Einwanderer, das sind nur die anderen, die Juden.

Ich bin jetzt offiziell: importierter Lebenspartner. Unsere Beziehung ist vom jüdischen Staat Israel geprüft und gutgeheissen. Seit heute habe ich eine provisorische Aufenthaltsgenehmigung für 12 Monate.

Heute wurden wir auf dem Amt interviewt. Getrennt. Zuerst meine Freundin. Dann ich. Ich war nervös, als wir – erst gemeinsam, dann ich noch während ihrem Interview zwanzig Minuten alleine – mit all den anderen Ausländern im Korridor warteten.

Vor vier Monaten hatten wir den Antrag auf ein “Love-Visa” gestellt, und das verlangte dicke Paket voller Belege unserer Liebe eingereicht. Amtliche Papiere, Liebesbriefe, SMS die wir uns geschickt hatten, Fotos aus unserem gemeinsamen Leben, Briefe von Familie und Freunden, die unsere Liebe bestätigen…

Es war eine schöne Aufgabe, unsere Liebe zu dokumentieren. Man sollte das von allen Paaren verlangen. Dass sie alle fünf Jahre ihre Liebe dokumentieren müssen. Inklusive Briefe von Freunden, die ihre Liebe bezeugen. Es wäre auch ein guter Ausgangspunkt für eine künstlerische Arbeit. Dossiers von Paaren zu sammeln und dann zu Collagen zu verarbeiten. Oder Dossiers ganz zu erfinden. Oder beides.

Erst beneidete ich die Beamten um ihre Aufgabe, diese Dossiers zu prüfen. Was für eine schöne Aufgabe, den ganzen Tag Liebesgeschichten erzählt zu bekommen! Bis ich zum ersten Mal in dem Büro im “Misrad Hapnim” (Innenministerium) war. Wie traurig muss es sein, jeden Tag in diesen fensterlosen Räumen zu sitzen, und diese perfekten Liebesgeschichten vorgeführt zu bekommen. Was für ein Neid muss da wachsen! Den ganzen Tag Menschen zuzuhören, die eben in einem neuen Land und einem neuen Leben ankommen.

Unsere Beamtin war höflich, sie hatte keine überraschenden Fragen, versuchte keine Tricksereien: Wie haben wir uns kennengelernt? Was macht ihr Vater? Was macht dein Vater? Habt ihr einen guten Familiensinn in deiner Familie? War deine Familie schon hier in Israel?
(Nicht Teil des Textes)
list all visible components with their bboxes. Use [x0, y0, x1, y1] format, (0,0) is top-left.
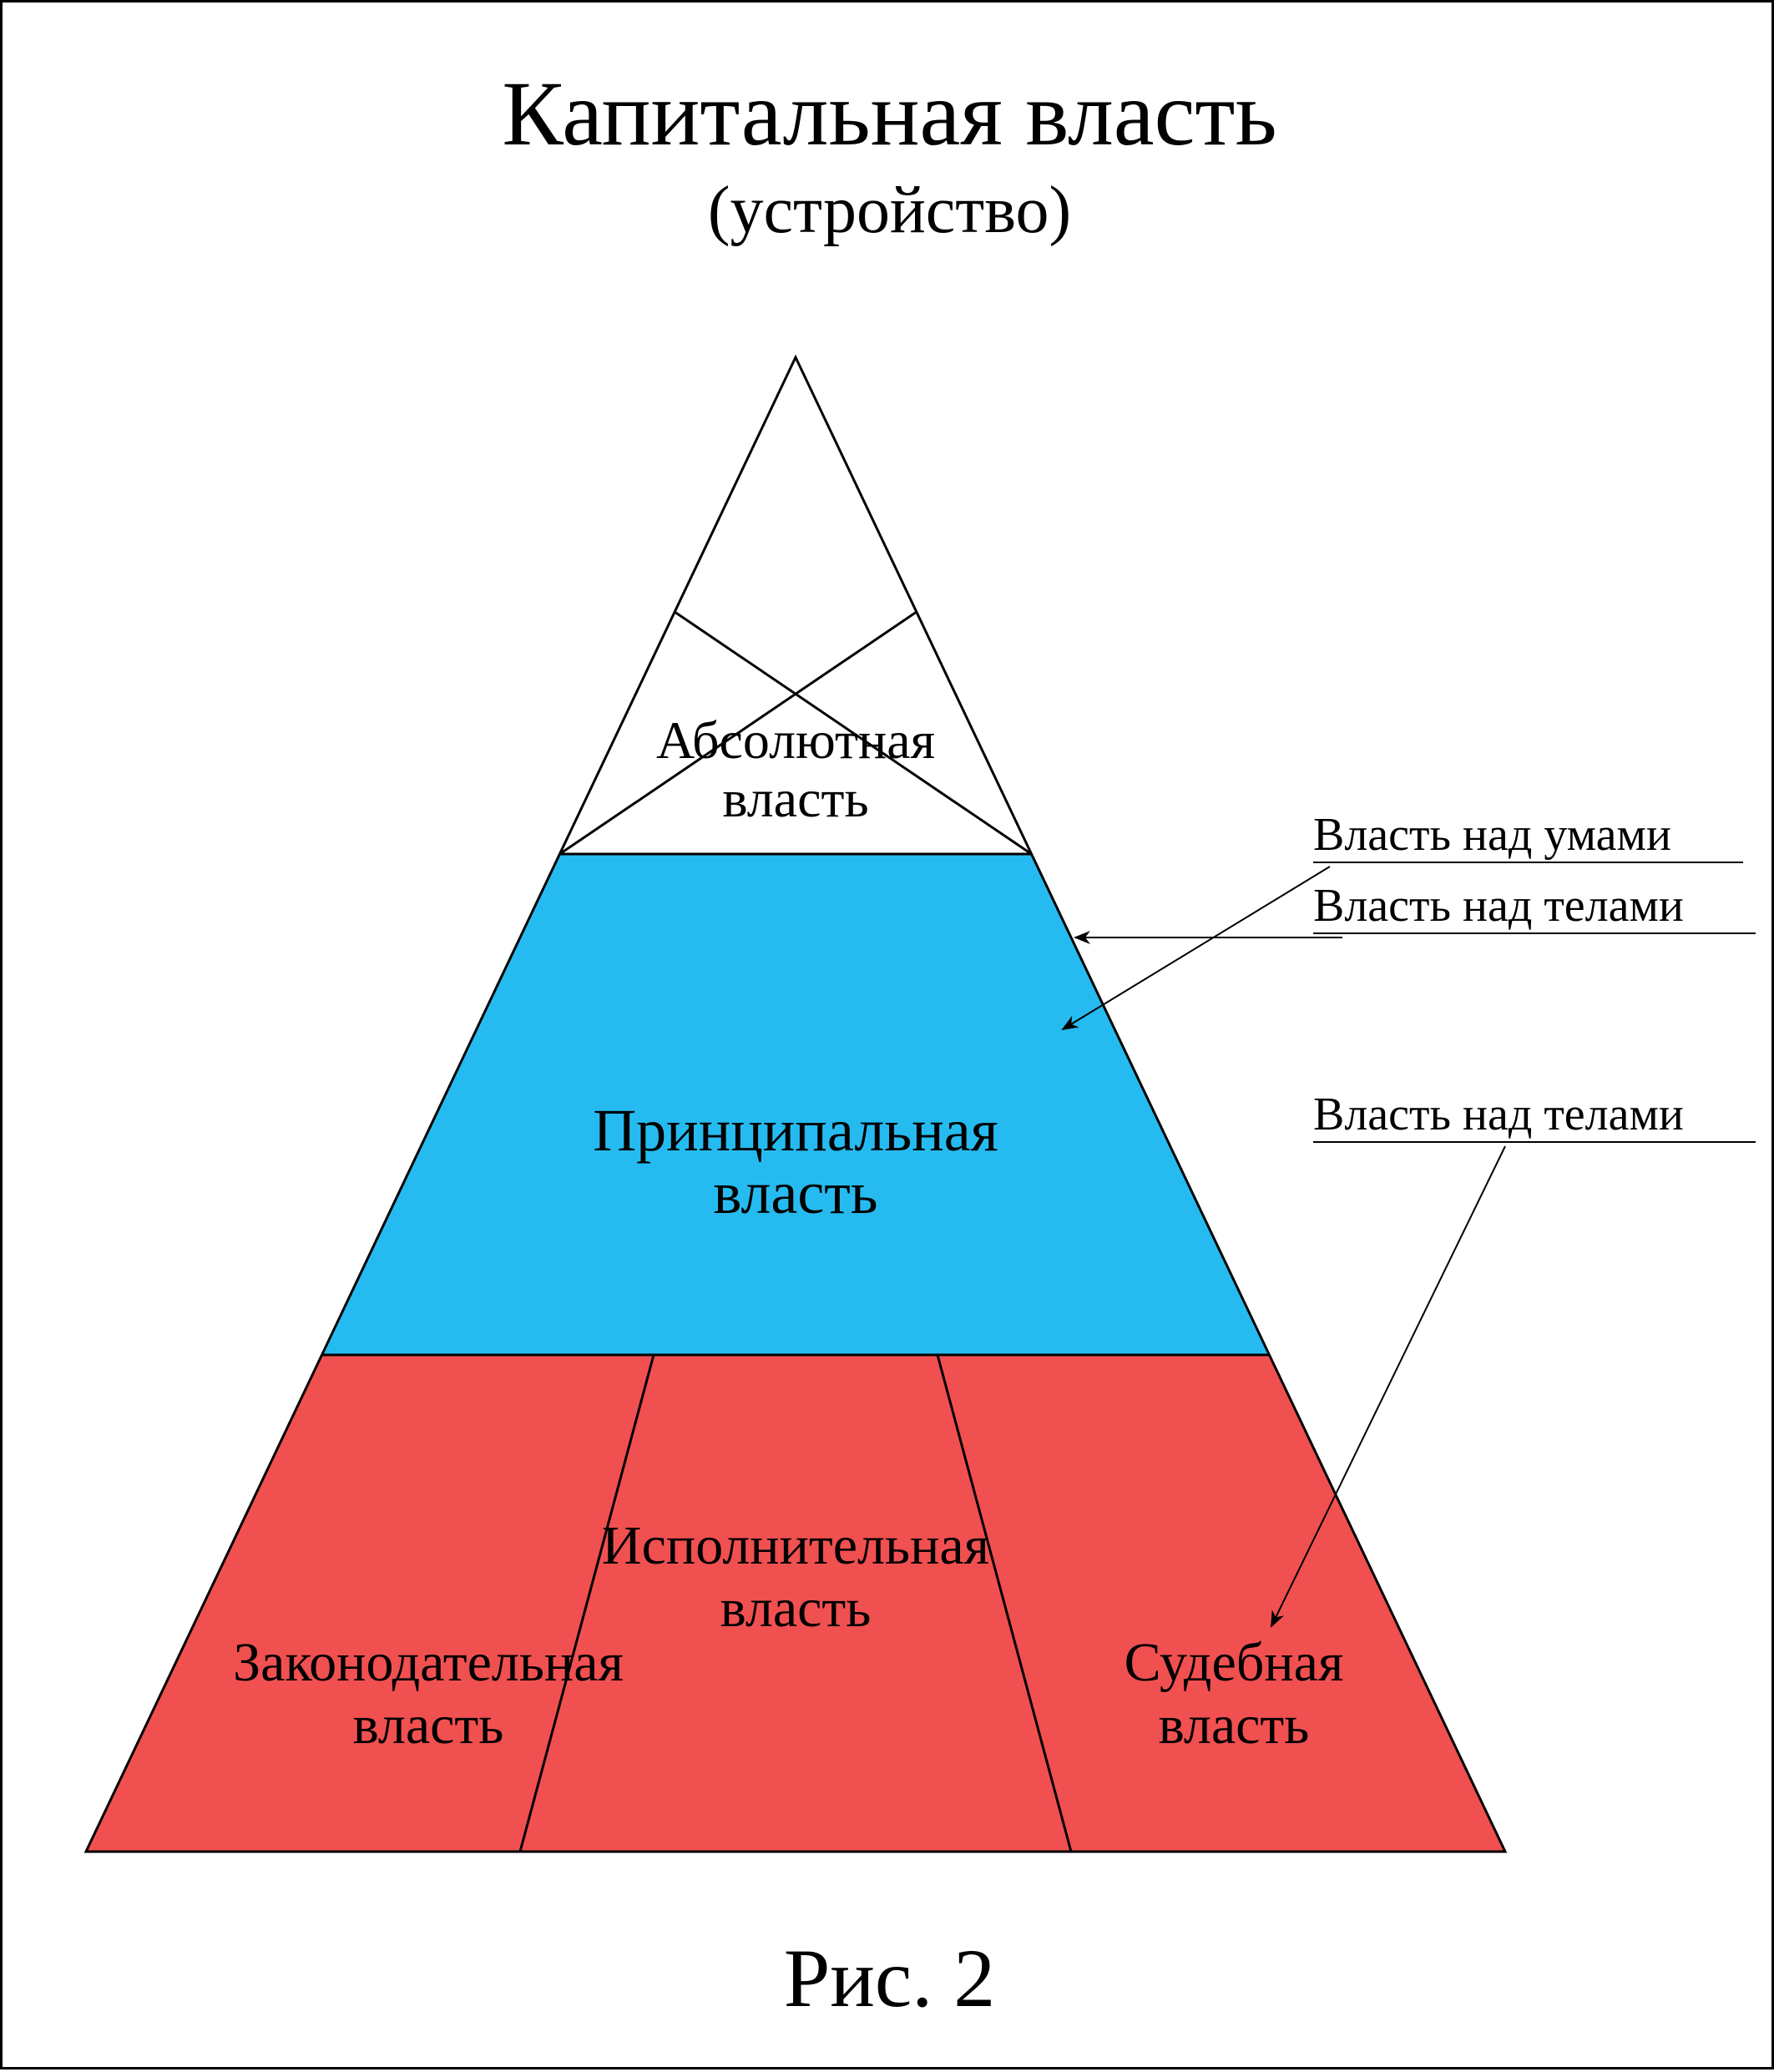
annotation-3-arrow — [1271, 1146, 1505, 1626]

Etc.

Nur einmal zeigte die Beamtin Flagge: “Ah, was erzählst du mir da, ihr wart in Afrika reisen? … Hm, davon hat deine Freundin gar nichts erzählt…” – Sie sagte es leicht zweifelnd, eine Erklärung fordernd. Das wäre der Moment, wo ich bei einer erfundenen Geschichte unter Druck käme.

Ich musste an Depardieus erfundene Afrika-Reise im Film “Green Card” denken. Ich sage der Beamtin: “Da sind auch Fotos im File…” – Sie geht der Sache nicht weiter nach.

Ohne ein Lächeln lässt sie mich Gabi dazuholen und klebt für zwei mal 175 Schekel die Aufenhalts- und Arbeitsbewilligung in meinen Pass. Viel Spass denn auch.

In einem Jahr müssen wir zurückkommen und erneut unsere Liebe beweisen. Beweisen, dass wir noch immer glücklich sind.